Why should lay people be expected to follow rules that priests themselves aren't following?
Now I don't know which ones they are, but I am sure that there must be some nice, sincere priests who may be truly called by God and they may silently agonize like I have done.
I didn't lose my basic faith. I lost my faith in the church, administratively and as moral exemplars.
I was trying with all my being to be the most faithful catholic on the planet and I failed because I simply lost my way and went through some hellish experiences with no trustworthy spiritual direction. So your charges of my being a "cafeteria catholic" after all I went through really made me angry. That's why I must, for now, stay away from the church for the sake of my mental health.
If I ever return, I may become a cafeteria catholic. For example, I won't go to any more charismatic healing masses. I won't say any rosaries inspired by Medjugorje. I won't go to any schismatic masses (never did). I won't attend mass where they do things right like having it in the back of the church for no good reason. I won't say any prayers that are not approved for "public worship" in any service, such as litanies, etc. Having difficulty with those things made it impossible to go on and it wasn't bothering those, some of whom are still my friends. They just went along with whatever it was because they are used to following. Basically they are very nice, prayerful people.
My deacon told me I was too rigid. He was right.
Just the thought of trying to go back to all that makes me almost ill.
I was never impressed with Cardinal Law, but I respected his position. IMO, he threw that away with
1.) the lame press conference after the Geoghan(sp?) conviction about a month ago, and
2.) when I heard that he had a priest that was concerned about the Bishop's response to the molestation going on
in the Archdiocese of Boston transferred out (to Indiana?).
Out of site, out of mind, I guess. Sure wasn't good for the children of the Archbishop's flock, to use the
Church's analogy. (no other implications intended).

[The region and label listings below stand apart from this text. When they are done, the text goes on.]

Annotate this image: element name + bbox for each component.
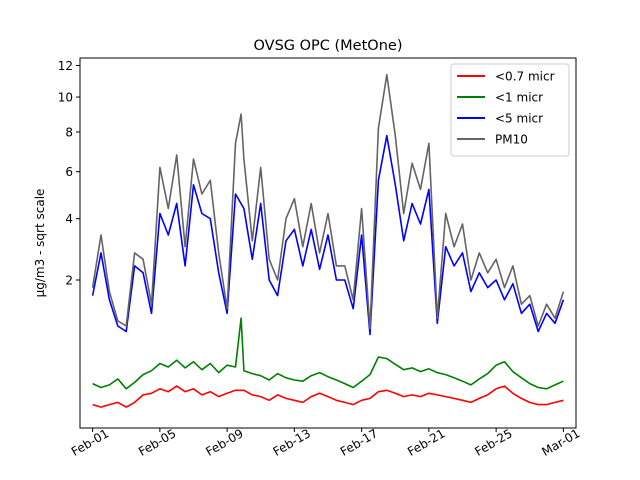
series-line-0: [92, 385, 564, 408]
y-tick-label: 2: [65, 274, 73, 288]
series-line-2: [91, 134, 565, 336]
legend: <0.7 micr <1 micr <5 micr PM10: [450, 63, 570, 157]
y-tick-label: 12: [58, 59, 73, 73]
chart-title: OVSG OPC (MetOne): [254, 38, 403, 54]
y-tick-label: 4: [65, 212, 73, 226]
y-axis-label: µg/m3 - sqrt scale: [33, 189, 47, 298]
series-line-3: [91, 73, 565, 330]
y-axis-ticks: 2 4 6 8 10 12: [58, 59, 80, 288]
legend-label: <5 micr: [495, 112, 543, 126]
y-tick-label: 10: [58, 91, 73, 105]
plot-area-frame: [79, 57, 577, 429]
legend-label: <1 micr: [495, 91, 543, 105]
y-tick-label: 8: [65, 126, 73, 140]
legend-box: [450, 63, 570, 157]
y-tick-label: 6: [65, 165, 73, 179]
legend-label: PM10: [495, 133, 528, 147]
legend-label: <0.7 micr: [495, 70, 555, 84]
series-line-1: [92, 317, 564, 390]
plot-series-layer: [91, 73, 565, 408]
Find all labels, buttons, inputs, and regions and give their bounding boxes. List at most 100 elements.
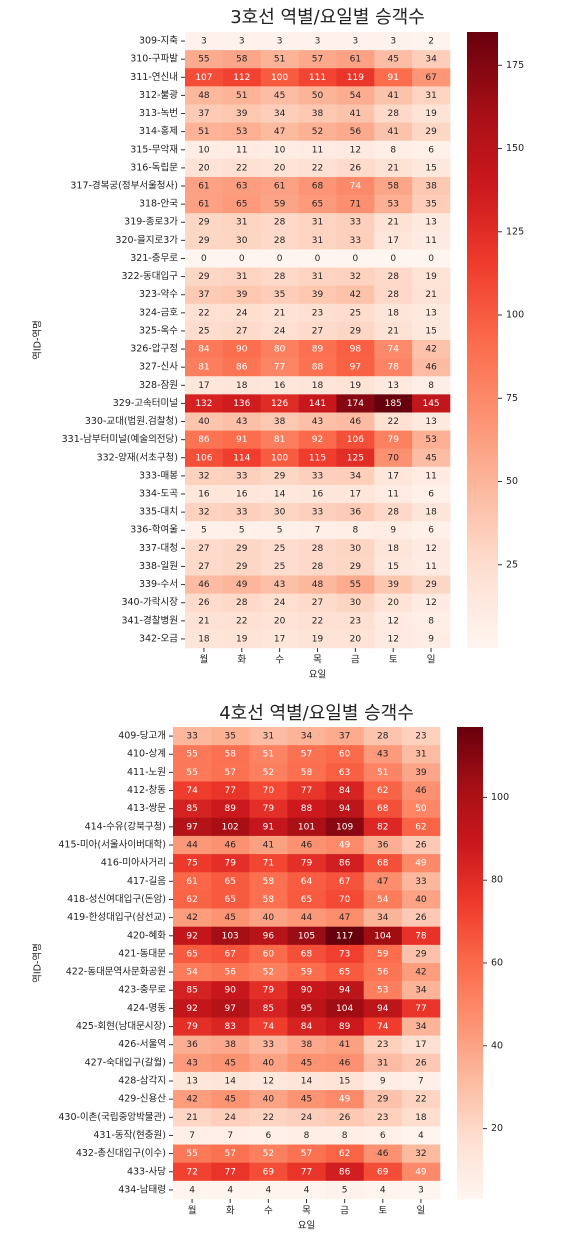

My after thoughts about Cardinal Law's holding on tooth & nail is that he is either power mad of the Clintonista
variety, or, if he resigns, he won't be able to vote for the next Pope. The former is conjecture, the latter is
pure speculation on my part, because I don't know the fine details of being a Cardinal.
As for Dubya, my only intent was for him to hurry along what should be the inevitable. I whole heartedly agree that the
government should stay out. It will be corrupted by people seeking (higher) office, causing more damage
than already exists.
God bless,
defide
LOL sympathetically and sadly.
--Wrong. The sacraments are valid, though not licit.
Some sacraments are also rendered invalid when they are illicit, specifically: Confession, Confirmation, Matrimony.
In danger of death, even a "defrocked" or laicized priest can hear the dying person's confession - and is in fact bound to render this service.